MONTE VETTORE – 2.476 MT
Il Monte Vettore (dal latino Victor, vincitore) è il rilievo montuoso più alto dei Sibillini, con i suoi 2.476 metri di altitudine. Durante il Pleistocene superiore (da 125.000 a 10.000 anni fa) il ghiacciaio ha trascinato in avanti detriti morenici che hanno generato uno sbarramento naturale creando un circo glaciale che oggi ospita il Lago di Pilato.
È situato nell’appennino umbro-marchigiano al confine tra Umbria e Marche. La sua vetta, che si trova nel territorio della regione Marche, è la più alta di un arco montuoso che ha una caratteristica forma ad “U” e che comprende, seguendo l’arco da ovest a est, Quarto San Lorenzo, Cima del Redentore (2448 m), Cima del Lago, il Vettore stesso, Monte Vettoretto (2032 m) e Monte Torrone (2102 m).

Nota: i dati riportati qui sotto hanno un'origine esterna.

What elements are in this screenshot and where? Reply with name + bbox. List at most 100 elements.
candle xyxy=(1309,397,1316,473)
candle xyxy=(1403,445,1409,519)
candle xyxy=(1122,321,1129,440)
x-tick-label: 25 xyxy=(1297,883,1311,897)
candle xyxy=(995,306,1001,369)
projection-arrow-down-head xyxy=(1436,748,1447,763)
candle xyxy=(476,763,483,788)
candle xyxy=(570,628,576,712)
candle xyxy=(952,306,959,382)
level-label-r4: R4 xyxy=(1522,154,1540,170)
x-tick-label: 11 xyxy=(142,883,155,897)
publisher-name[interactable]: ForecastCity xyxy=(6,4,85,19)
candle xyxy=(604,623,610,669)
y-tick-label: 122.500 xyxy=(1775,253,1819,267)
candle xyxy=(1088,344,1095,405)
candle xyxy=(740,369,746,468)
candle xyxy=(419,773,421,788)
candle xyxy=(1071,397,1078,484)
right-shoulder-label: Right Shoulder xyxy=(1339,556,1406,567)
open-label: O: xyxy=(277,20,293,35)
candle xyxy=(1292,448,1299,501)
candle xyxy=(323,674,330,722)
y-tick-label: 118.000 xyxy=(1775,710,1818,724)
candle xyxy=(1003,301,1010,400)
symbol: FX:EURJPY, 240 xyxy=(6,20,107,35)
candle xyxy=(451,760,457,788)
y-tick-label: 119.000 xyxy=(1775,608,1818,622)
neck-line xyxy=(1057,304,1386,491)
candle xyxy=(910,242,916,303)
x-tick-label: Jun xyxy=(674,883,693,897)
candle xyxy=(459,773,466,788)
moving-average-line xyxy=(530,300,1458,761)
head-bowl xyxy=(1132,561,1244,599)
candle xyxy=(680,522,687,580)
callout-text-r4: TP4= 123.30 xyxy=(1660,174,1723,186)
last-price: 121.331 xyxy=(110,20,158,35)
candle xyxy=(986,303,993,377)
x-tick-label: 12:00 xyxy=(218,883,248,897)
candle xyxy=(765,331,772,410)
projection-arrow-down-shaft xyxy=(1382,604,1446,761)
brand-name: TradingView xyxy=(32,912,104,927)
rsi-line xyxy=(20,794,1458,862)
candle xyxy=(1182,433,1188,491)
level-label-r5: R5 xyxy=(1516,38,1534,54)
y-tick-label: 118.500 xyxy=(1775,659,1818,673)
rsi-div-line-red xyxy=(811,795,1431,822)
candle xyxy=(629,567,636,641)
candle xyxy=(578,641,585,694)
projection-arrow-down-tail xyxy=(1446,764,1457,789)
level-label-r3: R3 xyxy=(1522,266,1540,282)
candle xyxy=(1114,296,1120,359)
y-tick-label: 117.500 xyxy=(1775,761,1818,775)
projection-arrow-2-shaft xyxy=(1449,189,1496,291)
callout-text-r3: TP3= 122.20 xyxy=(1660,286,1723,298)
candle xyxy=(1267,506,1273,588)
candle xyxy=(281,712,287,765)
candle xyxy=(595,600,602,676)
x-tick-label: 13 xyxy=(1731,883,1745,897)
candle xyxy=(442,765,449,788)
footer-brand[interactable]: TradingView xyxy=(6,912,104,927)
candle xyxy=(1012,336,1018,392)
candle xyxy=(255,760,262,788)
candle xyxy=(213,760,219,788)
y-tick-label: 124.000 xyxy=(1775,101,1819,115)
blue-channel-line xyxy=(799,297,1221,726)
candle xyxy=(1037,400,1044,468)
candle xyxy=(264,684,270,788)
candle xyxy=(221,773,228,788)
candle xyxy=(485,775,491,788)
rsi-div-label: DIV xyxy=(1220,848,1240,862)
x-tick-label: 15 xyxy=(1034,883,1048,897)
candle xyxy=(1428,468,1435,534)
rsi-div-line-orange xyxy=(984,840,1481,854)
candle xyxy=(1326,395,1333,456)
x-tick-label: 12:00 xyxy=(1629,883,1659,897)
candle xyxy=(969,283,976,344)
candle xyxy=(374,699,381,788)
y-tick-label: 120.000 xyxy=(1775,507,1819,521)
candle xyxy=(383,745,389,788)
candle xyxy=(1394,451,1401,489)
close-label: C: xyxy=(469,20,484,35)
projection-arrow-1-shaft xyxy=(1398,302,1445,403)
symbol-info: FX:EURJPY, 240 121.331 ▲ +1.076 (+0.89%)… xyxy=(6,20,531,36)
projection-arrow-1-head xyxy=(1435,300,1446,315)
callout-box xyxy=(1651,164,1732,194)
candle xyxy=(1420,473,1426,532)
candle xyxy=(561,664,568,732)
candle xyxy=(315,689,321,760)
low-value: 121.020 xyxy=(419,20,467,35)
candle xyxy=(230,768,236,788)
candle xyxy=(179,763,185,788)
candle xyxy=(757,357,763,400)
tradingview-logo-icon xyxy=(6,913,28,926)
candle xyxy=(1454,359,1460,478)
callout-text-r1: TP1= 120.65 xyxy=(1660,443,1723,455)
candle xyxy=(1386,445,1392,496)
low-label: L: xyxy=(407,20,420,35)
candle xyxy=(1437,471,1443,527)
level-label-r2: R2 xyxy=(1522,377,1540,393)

Sulla pendice nord del monte Vettore, nella conca naturale abbracciata dall’arco montuoso, a 1.941 metri di quota si trova il Lago di Pilato. Sebbene le sue dimensioni non superino i 500 metri di diametro, il Lago di Pilato è di grande interesse tra i naturalisti e i biologi. Ospita tuttora un endemismo peculiare, una specie autoctona di gambero: il Chirocefalo del Marchesoni. Questo gamberetto, dal colore rossastro, raggiunge una lunghezza di 9-12 mm e si muove nuotando all’indietro con il ventre rivolto verso l’alto. Fu scoperto dal Prof. Marchesoni durante il corso di studi e ricerche.
La facciata esterna dell’arco montuoso invece domina il Pian Grande di Castelluccio di Norcia, una vallata ricca di coltivazioni di lenticchia, legume caratteristico del luogo.
Dalla vetta del monte si può ammirare in giornate limpide il Gran Sasso a sud-est e il Terminillo a sud-ovest, il litorale marchigiano e l’Adriatico ad est.
Sulle pendici sud del monte si trova, a quota 2.238 m s.l.m., il rifugio Tito Zilioli gestito dal C.A.I.
Il Monte Vettore presenta una fascia trasversale di ghiaia che è detta la strada delle fate. La leggenda popolare narra che una volta, le fate, si siano fermate più a lungo a danzare con i giovani di Pretare e che per non essere sorprese all’alba, fuggirono con tanta precipitazione da lasciare le loro impronte sulla montagna, creando così la loro strada. Il racconto è noto sia agli studiosi delle tradizioni popolari che ai valligiani.
A Pretare, paese che appartiene al comune di Arquata del Tronto, posto alle falde del Monte Vettore, nel giorno della ricorrenza san Rocco si fa rivivere quest’antica ed originale leggenda. Un gruppo di giovani donne, vestite da fate, raggiunge lentamente il centro del paese da una strada di campagna, e arrivate alla piazza danno inizio alle danze.
Dalla mitologia apprendiamo che i monti Sibillini furono considerati luoghi abitati da divinità buone e cattive. La presenza di caverne e antri misteriosi erano considerati accesso al regno dell’oltretomba, come quello di cui ci parla Virgilio nel sesto canto dell’Eneide.
Il Monte Sibilla, vicino al monte Vettore, fu sede di culto pagano ed orgiastico di Cibele, la grande Madre degli dei; culto che si diffuse all’epoca di Claudio. Con l’avvento del Cristianesimo al posto di Cibele subentrò il culto della Sibilla che una tradizione ancora in uso nel XIV secolo identifica come la Sibilla Cumana.
Studi più recenti la classificano come Sibilla Appenninica, non citata nell’elenco delle undici dello scrittore reatino Marco Terenzio Varrone. Passando attraverso una lenta e progressiva trasformazione della figura della Sibilla si arrivò alla fata Alcina ed alla sua corte.
La leggenda originaria fu rielaborata anche nel XIX secolo da Richard Wagner nel suo Tannhäuser.